La Federal Communications Commission a publié le 21 juillet un avis public invitant citoyens, entreprises et institutions à se prononcer sur un projet d’interdiction d’importation et de vente de certains drones étrangers figurant sur sa Covered List, et sollicite des commentaires jusqu’au 2 septembre 2026. Le fabricant chinois DJI, qui domine le marché américain du drone civil, est directement visé. L’opération ne se limite plus à bloquer les futurs produits du constructeur de Shenzhen, elle cherche désormais à refermer la porte sur des modèles déjà autorisés et déjà en circulation.
DJI avait été inscrit sur la Covered List de la FCC en décembre 2025, après qu’un audit de sécurité mandaté par le Congrès n’a tout bonnement pas été réalisé dans les délais impartis. Aucune vulnérabilité technique spécifique n’avait alors été identifiée. Cette inscription avait suffi à empêcher l’autorisation de nouveaux produits (l’Osmo Pocket 4 et sa variante 4P restent à ce jour indisponibles aux États-Unis), tout en laissant les appareils déjà certifiés librement importables et commercialisables. La FCC entend aujourd’hui combler cette brèche réglementaire au nom de la sécurisation de la chaîne d’approvisionnement.
Le périmètre de la proposition mérite qu’on s’y arrête, tant il déborde la catégorie des engins « military-grade » affichée dans l’intitulé officiel. La définition retenue par la FCC englobe les drones équipés d’imagerie thermique, de capteurs LiDAR, de capacités de dispersion d’aérosols, les appareils de plus de 55 livres (soit environ 25 kilogrammes), les stations d’accueil autonomes et les systèmes d’essaim. Or le LiDAR sert à l’évitement d’obstacles sur la plupart des plateformes grand public récentes, la thermique est l’outil quotidien des équipes de recherche et sauvetage, et la pulvérisation d’aérosols décrit… l’épandage agricole. Christina Zhang, porte-parole de DJI, a résumé la situation avec une formule acérée « Les agriculteurs américains seraient paralysés », en soulignant que la terminologie d’« economic poison » employée par la FCC pour désigner pesticides et engrais recouvre en réalité l’ensemble des drones agricoles capables de pulvériser ou de semer.

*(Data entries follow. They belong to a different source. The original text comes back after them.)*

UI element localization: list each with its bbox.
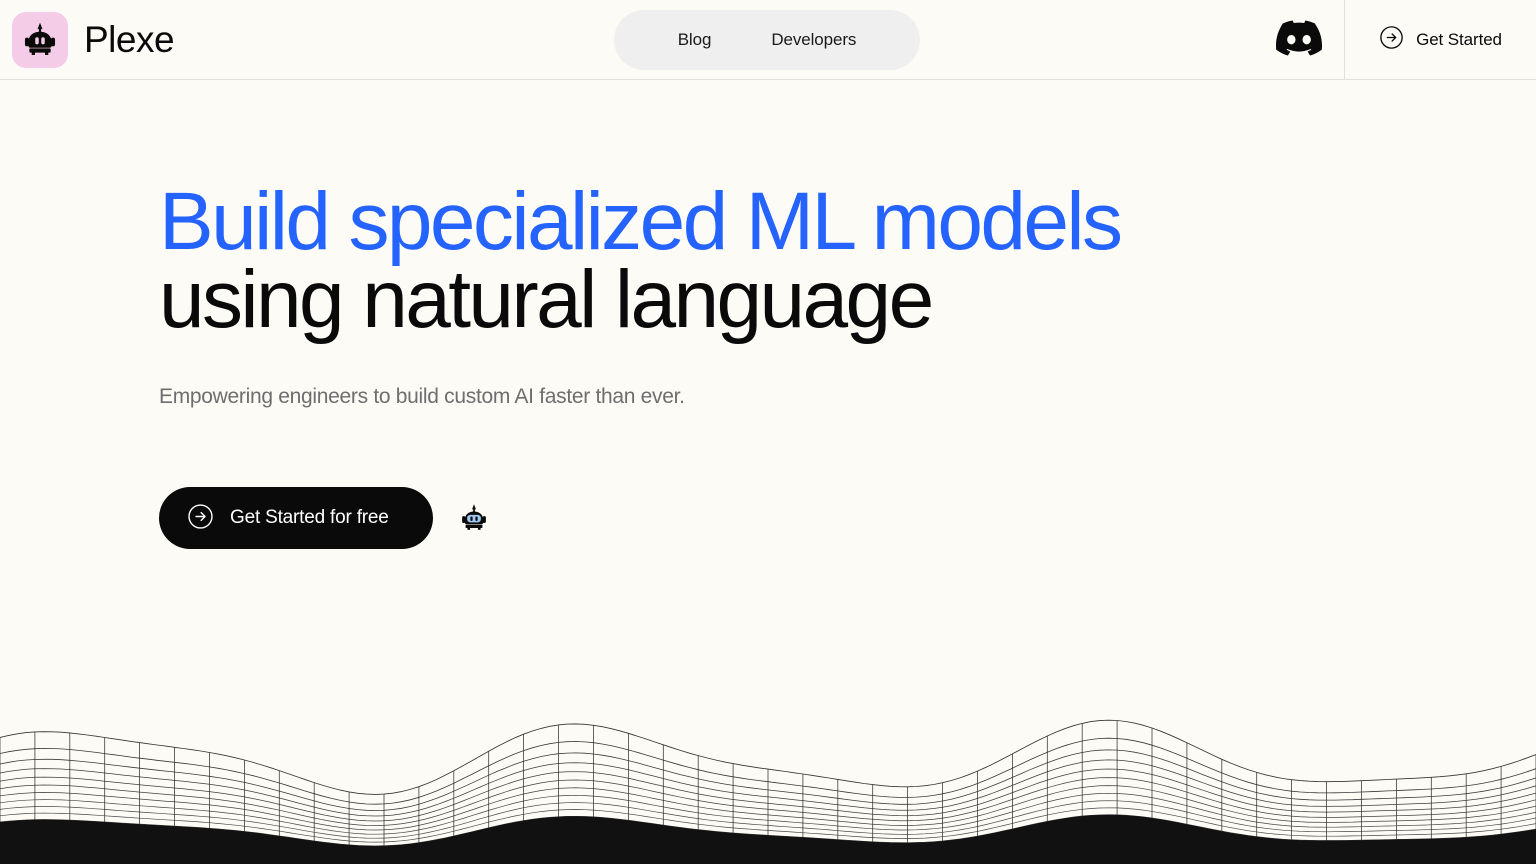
hero-subtitle: Empowering engineers to build custom AI … bbox=[159, 383, 1359, 410]
hero-get-started-label: Get Started for free bbox=[230, 507, 389, 529]
primary-nav: Blog Developers bbox=[614, 10, 920, 70]
header-get-started-label: Get Started bbox=[1416, 30, 1502, 50]
nav-item-developers[interactable]: Developers bbox=[771, 30, 856, 50]
hero-headline-line-2: using natural language bbox=[159, 261, 1359, 339]
discord-link[interactable] bbox=[1276, 22, 1322, 58]
nav-item-blog[interactable]: Blog bbox=[678, 30, 712, 50]
site-header: Plexe Blog Developers Get Started bbox=[0, 0, 1536, 80]
header-get-started-button[interactable]: Get Started bbox=[1345, 0, 1536, 80]
hero-headline: Build specialized ML models using natura… bbox=[159, 183, 1359, 339]
discord-icon bbox=[1276, 20, 1322, 61]
robot-head-blue-icon bbox=[459, 503, 489, 533]
brand-name: Plexe bbox=[84, 21, 174, 58]
hero-get-started-button[interactable]: Get Started for free bbox=[159, 487, 433, 549]
wireframe-mesh-wave bbox=[0, 719, 1536, 864]
brand-logo-link[interactable]: Plexe bbox=[12, 12, 174, 68]
circle-arrow-right-icon bbox=[1379, 25, 1404, 55]
hero-section: Build specialized ML models using natura… bbox=[159, 80, 1359, 549]
circle-arrow-right-icon bbox=[187, 503, 214, 533]
robot-head-icon bbox=[12, 12, 68, 68]
hero-headline-line-1: Build specialized ML models bbox=[159, 183, 1359, 261]
hero-cta-row: Get Started for free bbox=[159, 487, 1359, 549]
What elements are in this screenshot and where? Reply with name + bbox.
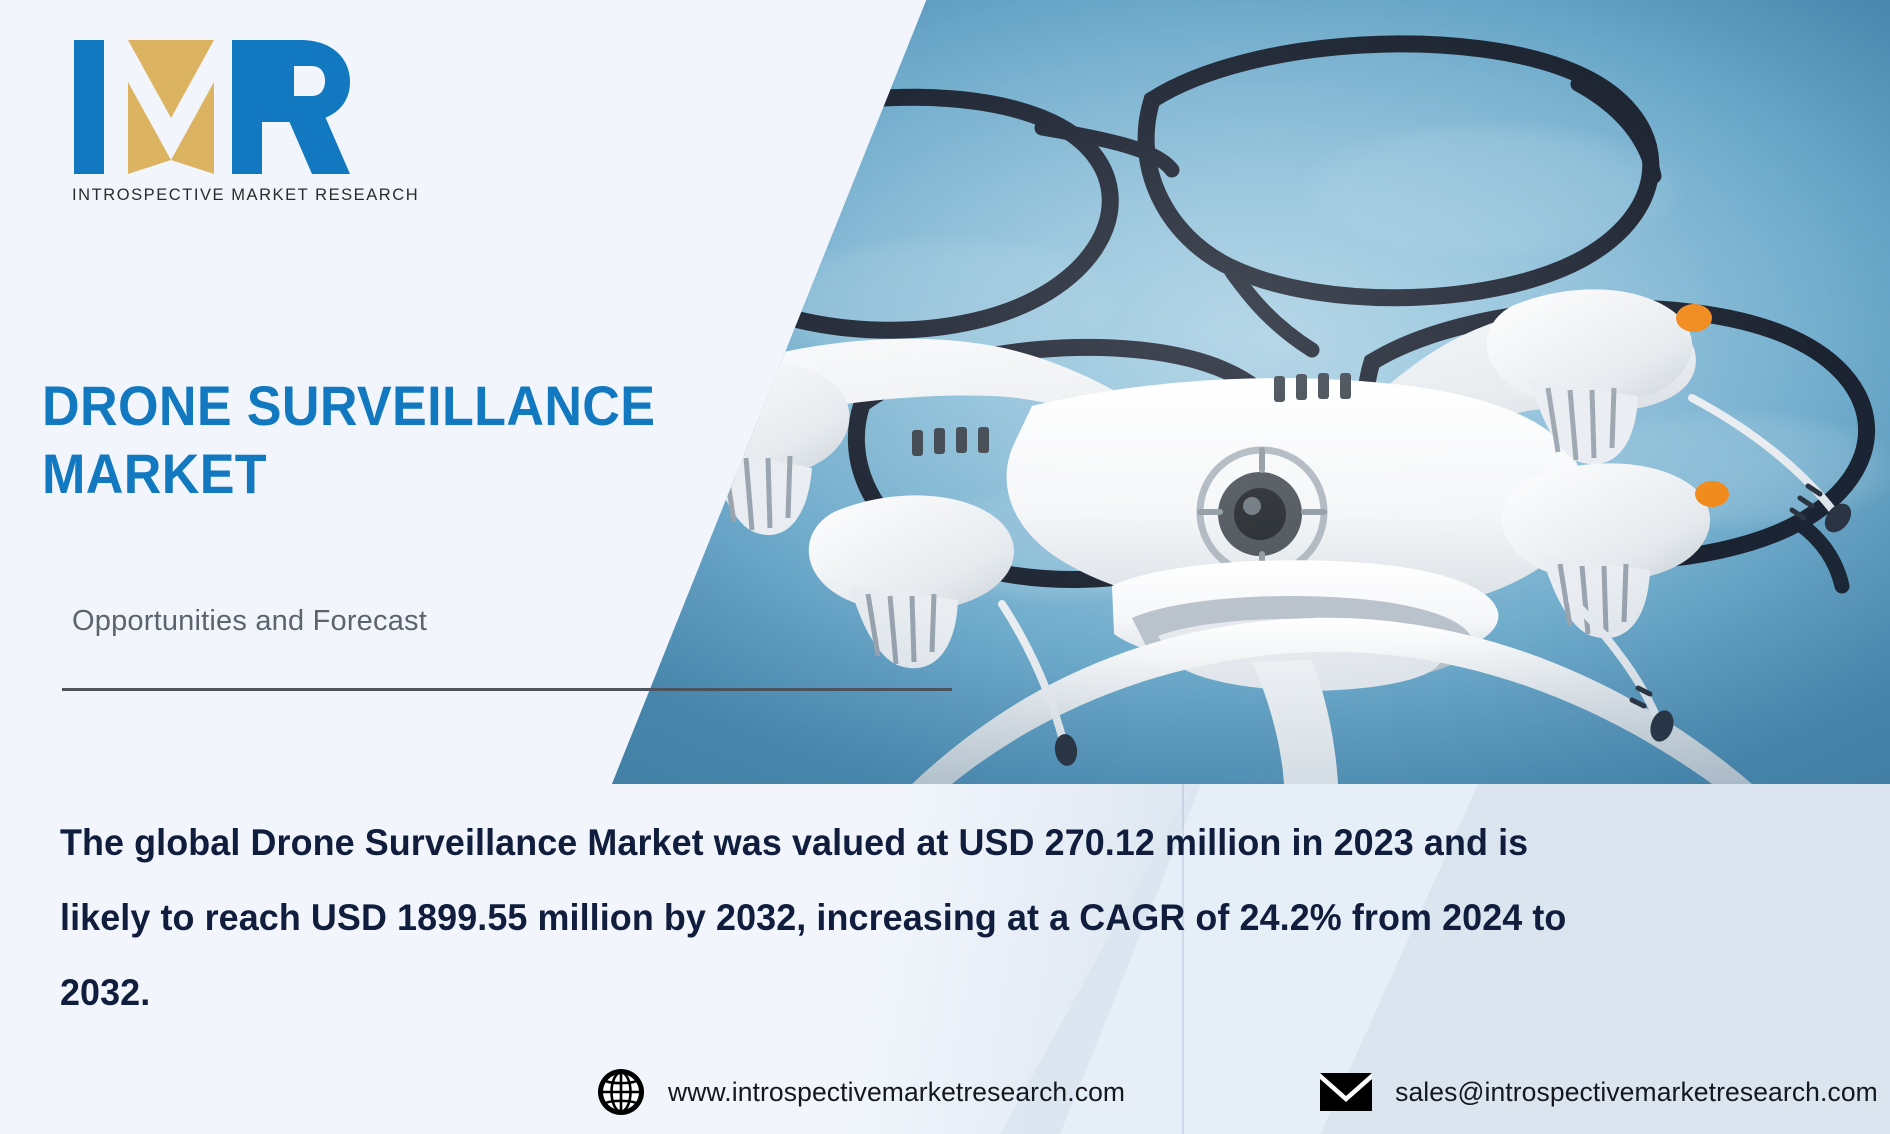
globe-icon bbox=[596, 1067, 646, 1117]
title-divider bbox=[62, 688, 952, 691]
infographic-poster: INTROSPECTIVE MARKET RESEARCH DRONE SURV… bbox=[0, 0, 1890, 1134]
email-text: sales@introspectivemarketresearch.com bbox=[1395, 1077, 1878, 1108]
market-summary-text: The global Drone Surveillance Market was… bbox=[60, 805, 1593, 1030]
page-title: DRONE SURVEILLANCE MARKET bbox=[42, 372, 656, 509]
website-link[interactable]: www.introspectivemarketresearch.com bbox=[596, 1067, 1125, 1117]
logo-tagline: INTROSPECTIVE MARKET RESEARCH bbox=[72, 186, 372, 205]
imr-logomark-icon bbox=[72, 32, 350, 182]
envelope-icon bbox=[1319, 1072, 1373, 1112]
footer-bar: www.introspectivemarketresearch.com sale… bbox=[0, 1050, 1890, 1134]
website-text: www.introspectivemarketresearch.com bbox=[668, 1077, 1125, 1108]
company-logo[interactable]: INTROSPECTIVE MARKET RESEARCH bbox=[72, 32, 372, 205]
email-link[interactable]: sales@introspectivemarketresearch.com bbox=[1319, 1072, 1878, 1112]
page-subtitle: Opportunities and Forecast bbox=[72, 605, 427, 638]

Le DJI FlyCart, les plateformes enterprise, les drones de pulvérisation et les dock stations figurent parmi les produits potentiellement frappés par cette mesure. Si elle est adoptée, les détaillants américains ne pourraient plus importer ni vendre ces appareils, et l’approvisionnement en pièces détachées deviendrait extrêmement difficile à maintenir. Les propriétaires actuels conserveraient en principe le droit d’utiliser leurs drones, mais se retrouveraient progressivement orphelins d’un écosystème de maintenance et de renouvellement.
Quelques exemptions tempèrent le dispositif. Les produits inscrits sur la Blue UAS Cleared List du Pentagone, les équipements domestiques conformes au Buy American Act, les approbations conditionnelles délivrées par le Department of Defense ou le Department of Homeland Security, ainsi que les usages fédéraux et les tests commerciaux échappent au champ de l’interdiction envisagée. La FCC a par ailleurs déjà accordé des dérogations à certains fabricants non chinois, dessinant les contours d’un marché où les alternatives occidentales seraient mécaniquement favorisées.

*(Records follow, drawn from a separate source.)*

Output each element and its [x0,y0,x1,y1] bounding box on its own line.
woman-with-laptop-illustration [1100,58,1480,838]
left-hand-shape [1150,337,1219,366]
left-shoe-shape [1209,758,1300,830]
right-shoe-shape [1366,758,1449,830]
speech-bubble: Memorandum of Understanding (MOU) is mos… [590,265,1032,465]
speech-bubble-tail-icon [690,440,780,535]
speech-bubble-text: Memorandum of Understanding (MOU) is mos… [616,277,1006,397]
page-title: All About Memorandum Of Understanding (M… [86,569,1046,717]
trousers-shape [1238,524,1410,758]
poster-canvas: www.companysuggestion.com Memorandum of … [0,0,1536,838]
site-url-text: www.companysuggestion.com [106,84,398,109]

Pour les pilotes professionnels, les forces de l’ordre et les exploitants agricoles qui ont massivement adopté les plateformes DJI ces dix dernières années, la perspective d’une coupure rétroactive de l’accès commercial représente un bouleversement opérationnel concret. Remplacer un parc de drones thermiques ou LiDAR par des équivalents non chinois suppose des coûts de transition élevés, des délais d’homologation et, du moins pour l’heure, un choix d’alternatives sensiblement plus restreint.
DJI insiste sur le caractère strictement civil de ses produits et conteste la pertinence d’une classification militaire appliquée à des outils de cartographie, de surveillance agricole ou de logistique aérienne. La FCC, elle, avance sur le terrain de la sécurité nationale sans avoir encore produit de preuve publique d’une faille exploitable. Le dossier repose donc sur une logique de précaution géopolitique plutôt que sur un constat technique documenté, et c’est précisément ce qui rend la consultation publique ouverte jusqu’au 2 septembre si déterminante pour l’avenir du drone civil américain.